What this shows
A network of similar verse lines from the Finnic runosong corpus (4.29M verses, 289,702 poems). The seed verse (green node) is at the center. Connected verses share similar wording, meaning, or translation.
How similarity is calculated
Four algorithms independently find similar verses:
- Jaccard — shared exact wordforms between two verse lines
- TF-IDF — shared lemmas (dictionary forms), weighted by rarity
- Translation — shared English translations, enabling cross-lingual Estonian↔Finnish matches
- CharBigram — character bigram overlap, capturing surface-level textual similarity
These are combined via Reciprocal Rank Fusion (RRF): if a verse ranks high in multiple algorithms, its combined score is boosted. The percentage shown is the RRF score normalized to 0–100%.
Reading the graph
- Node size = occurrence frequency (log-scaled: how many times this exact verse text appears across the corpus)

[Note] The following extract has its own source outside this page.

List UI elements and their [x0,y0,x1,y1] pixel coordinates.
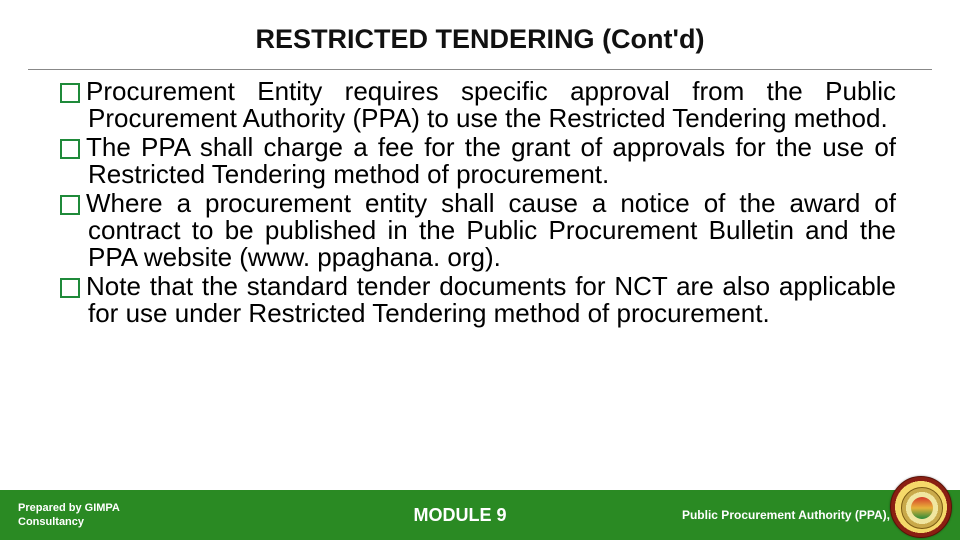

- Node color: green = seed verse, blue = Estonian, orange = Finnish
- Edge color: green = seed connection, purple = inter-neighbor link, gray = hop-2+
- Edge thickness = similarity strength
What are hops?
- Hop-1: verses directly similar to the seed (the seed's nearest neighbors)
- Hop-2: verses similar to hop-1 nodes (neighbors of neighbors)
- Higher hops extend further. Each hop level discovers more distant connections.
Controls
| Control | What it does |
| Hop-1 | How many direct neighbors to show (5–20) |
| Per-hop | How many new nodes each parent adds at hop-2+ (1–5) |
| Max hops | Network depth (1–4). Default 2 for performance. |
| Min score | Hide weak connections below this RRF threshold |
| Max nodes | Cap total visible nodes (15–200) |
| ET / FI | Filter by language (Estonian / Finnish) |
| + Add hop | Extend network by one more hop level without full reload |
| Show outer hops | Toggle visibility of hop-2+ nodes |
| Show labels | Toggle verse text labels on/off |
| Zoom slider | Zoom in/out (20–500%) |
Interactions
- Click a node → navigate to that verse's network (re-centers on it)
- Click the seed node (green) → show info panel with links to Similarity Explorer and Poem Reader
- Double-click a node → expand it in-place (load its neighbors without navigating away)
- Double-click empty space → reset zoom to default
- Drag a node to reposition it; scroll to zoom; drag background to pan
- Nodes with a + overlay can be expanded by double-click
Exporting data
Open "More controls" and click "⬇ Export CSV" to download all visible verses and edges with per-algorithm similarity scores and shared wordforms.